そうだ。僕なんかが――釣り合うわけがない。同じクラスにいるのに――所属するグループが違う。それもとても格差がある。彼女はクラスのカーストトップで、僕は最下位に近い。彼女達は、華があって、僕にはない。

 同じ教室内にいて、見えない壁は限りなく高い。


 そして、なにより――話したことさえないのだから。


 けれど―だからといって諦めたくはない。とか思っている。


「お前、なかなか、面倒くさい奴だな」

「分かってるよ、そんなこと」

 一目惚れまではいいとして、話したことない――話す度胸さえないのに、神頼み。占い頼り。

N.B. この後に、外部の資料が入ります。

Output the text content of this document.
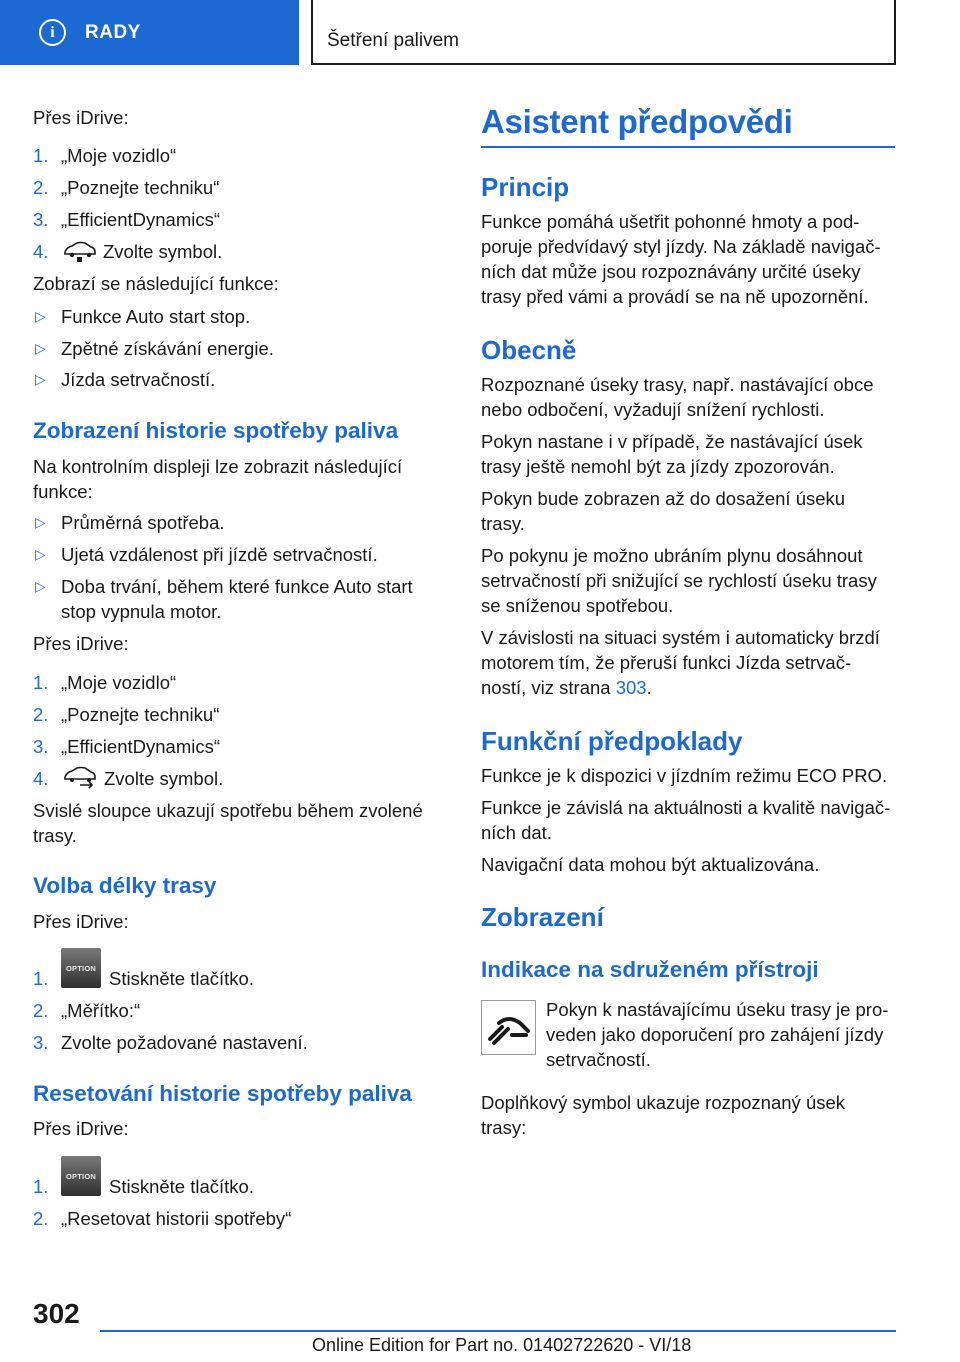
i RADY	Šetření palivem
Přes iDrive:
1. „Moje vozidlo“
2. „Poznejte techniku“
3. „EfficientDynamics“
4.	Zvolte symbol.
Zobrazí se následující funkce:
▷ Funkce Auto start stop.
▷ Zpětné získávání energie.
▷ Jízda setrvačností.
Zobrazení historie spotřeby paliva
Na kontrolním displeji lze zobrazit následující
funkce:
▷ Průměrná spotřeba.
▷ Ujetá vzdálenost při jízdě setrvačností.
▷ Doba trvání, během které funkce Auto start
stop vypnula motor.
Přes iDrive:
1. „Moje vozidlo“
2. „Poznejte techniku“
3. „EfficientDynamics“
4.	Zvolte symbol.
Svislé sloupce ukazují spotřebu během zvolené
trasy.
Volba délky trasy
Přes iDrive:
1. OPTION Stiskněte tlačítko.
2. „Měřítko:“
3. Zvolte požadované nastavení.
Resetování historie spotřeby paliva
Přes iDrive:
1. OPTION Stiskněte tlačítko.
2. „Resetovat historii spotřeby“
Asistent předpovědi
Princip
Funkce pomáhá ušetřit pohonné hmoty a pod‐
poruje předvídavý styl jízdy. Na základě navigač‐
ních dat může jsou rozpoznávány určité úseky
trasy před vámi a provádí se na ně upozornění.
Obecně
Rozpoznané úseky trasy, např. nastávající obce
nebo odbočení, vyžadují snížení rychlosti.
Pokyn nastane i v případě, že nastávající úsek
trasy ještě nemohl být za jízdy zpozorován.
Pokyn bude zobrazen až do dosažení úseku
trasy.
Po pokynu je možno ubráním plynu dosáhnout
setrvačností při snižující se rychlostí úseku trasy
se sníženou spotřebou.
V závislosti na situaci systém i automaticky brzdí
motorem tím, že přeruší funkci Jízda setrvač‐
ností, viz strana 303.
Funkční předpoklady
Funkce je k dispozici v jízdním režimu ECO PRO.
Funkce je závislá na aktuálnosti a kvalitě navigač‐
ních dat.
Navigační data mohou být aktualizována.
Zobrazení
Indikace na sdruženém přístroji
Pokyn k nastávajícímu úseku trasy je pro‐
veden jako doporučení pro zahájení jízdy
setrvačností.
Doplňkový symbol ukazuje rozpoznaný úsek
trasy:
302
Online Edition for Part no. 01402722620 - VI/18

 これ以上に面倒くさくて、回りくどい奴なんていない。僕にもその自覚はある。

「でも、いいんじゃない」

「なにが?」

「いや、小野が好きでも」

 三井がそんなこと言うなんて意外だった。

「だって――こういうのは蓋を開けてみるまで、分からないって。アタックしてみたら?」

「そういうけどさ」

「俺は、室内楽部で小野と一緒だけど」

 そうだった。こいつは小野さんと同じ部活動だ。だったら、僕よりも彼女に近いじゃないか。

「でも――小野に恋人がいるなんて聴いたことない。それに、好きな人いるっていうのも」

 三井はそう言った。こいつのいうことは多分、正しい。

 けれど、こいつの人間を見る目はザルもいいところ。多分、自分に向けられてる好意とか、敵意に気が付かないのだろう。

 ――信用しきれない。でも、

「信じていいんだな?」

「おう。俺は嘘をつかない」

 こいつは――そういう奴だ。

「でも。やっぱり自信がない」

 それなりに励まされて、背中を押して貰って――僕はいまだに彼女に話しかける勇気がないのだ。

「そのための、ストラップだろうが」

「そうだけど……」

 同じところで逡巡してるなと思う。

 半分呆れながら―三井は言った。

「ラッキーカラーで、ラッキーアイテムのモノを持ってんのに、どうして――神頼みなのにそこまで卑屈になるのかね」

 三井は少し声を大きくして続ける。